If it is inevitable that all economists's policy advice generates some harms, it is likely that at least sometimes (unexpected) harms will accrue to the less fortunate.
Some of the harms that are a consequence of economists's policy guidance can be recognized in advance by way of thorough, ordinary cost-benefit analysis. But as De Martino noted in a lecture I recently attented many harms that are a consequence of economic policy are also non-economic in character and tend not to be recognized in economic models at all. (This is true even if one would allow, controversially (and unrealistically) that all harms can, in principle be repaired by economic means.) For, as already noted above, economic policies disrupt habits or forms of life.
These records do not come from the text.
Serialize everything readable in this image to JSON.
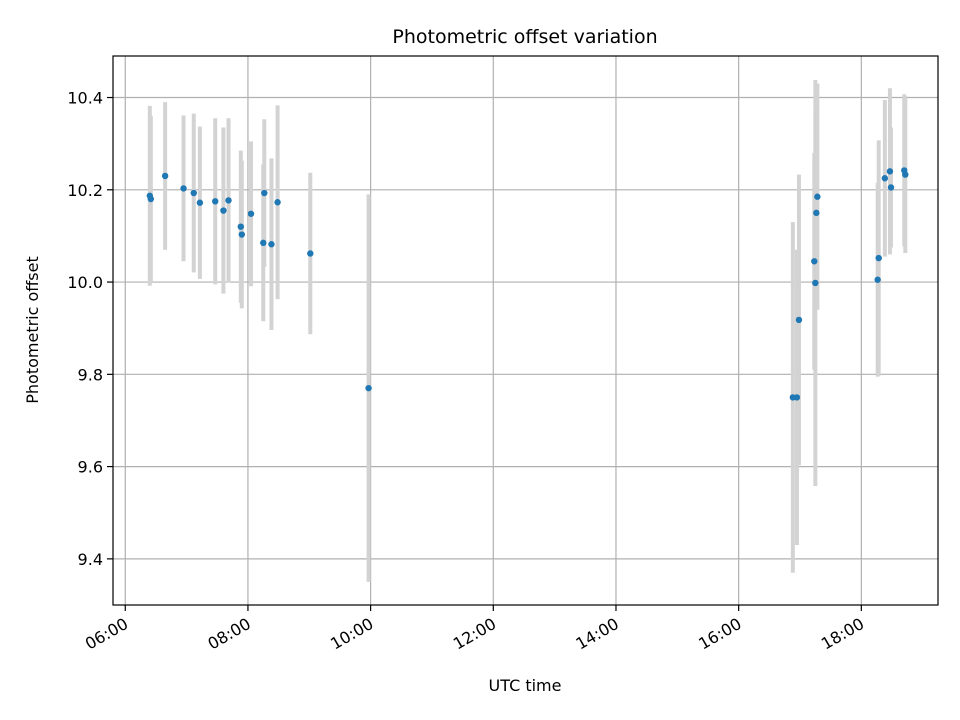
{
  "chart_data": {
    "type": "scatter",
    "title": "Photometric offset variation",
    "xlabel": "UTC time",
    "ylabel": "Photometric offset",
    "x_ticks": [
      "06:00",
      "08:00",
      "10:00",
      "12:00",
      "14:00",
      "16:00",
      "18:00"
    ],
    "xlim": [
      "05:48",
      "19:15"
    ],
    "ylim": [
      9.3,
      10.49
    ],
    "y_ticks": [
      "9.4",
      "9.6",
      "9.8",
      "10.0",
      "10.2",
      "10.4"
    ],
    "grid": true,
    "colors": {
      "point": "#1f77b4",
      "errorbar": "#d3d3d3",
      "grid": "#b0b0b0"
    },
    "points": [
      {
        "x": "06:24",
        "y": 10.187,
        "err": 0.195
      },
      {
        "x": "06:25",
        "y": 10.18,
        "err": 0.18
      },
      {
        "x": "06:39",
        "y": 10.23,
        "err": 0.16
      },
      {
        "x": "06:57",
        "y": 10.203,
        "err": 0.158
      },
      {
        "x": "07:07",
        "y": 10.193,
        "err": 0.172
      },
      {
        "x": "07:13",
        "y": 10.172,
        "err": 0.165
      },
      {
        "x": "07:28",
        "y": 10.175,
        "err": 0.18
      },
      {
        "x": "07:36",
        "y": 10.155,
        "err": 0.18
      },
      {
        "x": "07:41",
        "y": 10.177,
        "err": 0.178
      },
      {
        "x": "07:53",
        "y": 10.12,
        "err": 0.165
      },
      {
        "x": "07:54",
        "y": 10.103,
        "err": 0.16
      },
      {
        "x": "08:03",
        "y": 10.148,
        "err": 0.157
      },
      {
        "x": "08:15",
        "y": 10.085,
        "err": 0.17
      },
      {
        "x": "08:16",
        "y": 10.193,
        "err": 0.16
      },
      {
        "x": "08:23",
        "y": 10.082,
        "err": 0.186
      },
      {
        "x": "08:29",
        "y": 10.173,
        "err": 0.21
      },
      {
        "x": "09:01",
        "y": 10.062,
        "err": 0.175
      },
      {
        "x": "09:58",
        "y": 9.77,
        "err": 0.42
      },
      {
        "x": "16:53",
        "y": 9.75,
        "err": 0.38
      },
      {
        "x": "16:57",
        "y": 9.75,
        "err": 0.32
      },
      {
        "x": "16:59",
        "y": 9.918,
        "err": 0.315
      },
      {
        "x": "17:14",
        "y": 10.045,
        "err": 0.235
      },
      {
        "x": "17:15",
        "y": 9.998,
        "err": 0.44
      },
      {
        "x": "17:16",
        "y": 10.15,
        "err": 0.21
      },
      {
        "x": "17:17",
        "y": 10.185,
        "err": 0.245
      },
      {
        "x": "18:16",
        "y": 10.005,
        "err": 0.21
      },
      {
        "x": "18:17",
        "y": 10.052,
        "err": 0.255
      },
      {
        "x": "18:23",
        "y": 10.225,
        "err": 0.17
      },
      {
        "x": "18:28",
        "y": 10.24,
        "err": 0.18
      },
      {
        "x": "18:29",
        "y": 10.205,
        "err": 0.13
      },
      {
        "x": "18:42",
        "y": 10.242,
        "err": 0.165
      },
      {
        "x": "18:43",
        "y": 10.233,
        "err": 0.17
      }
    ]
  }
}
Moreover, it is a truism in economics that economic policy generates unintended consequences, so that it is also true that economists know (again echoing De Martino) there will be harms they cannot foresee in advance.
As I reported recently, in light of work by my colleague Marieke de Goede (about which more before long) I have lost faith in precautionary principles in the context of public policy; these principles are too easily abused by government officials and their policy advisors. But it does not follow one can't make minimizing harm, all things being equal a permanent feature of economic policy. This would entail a duty to seek out, in advance of implementation, the sources of possible (non-monetary) harm that would arise as a consequence of policy. So, we can reformulate the second norm of analytical egalitarianism as follows:
Experts/philosophers should in the policies they promote minimize harm, all things being equal and, in so doing, should not advocate policies where the down-side risks of implementation are (primarily) shifted onto less fortunate others.
While this norm would be incompatible with certain forms of utilitarianism, it is a fairly minimal ethical constraint on policy. Obviously the approach I advocate leaves room for judgment. It would also slow down and make more transparent some policy making; but these are features of my position not bugs.
*Obviously I am allowing some status quo bias that others might find intolerable.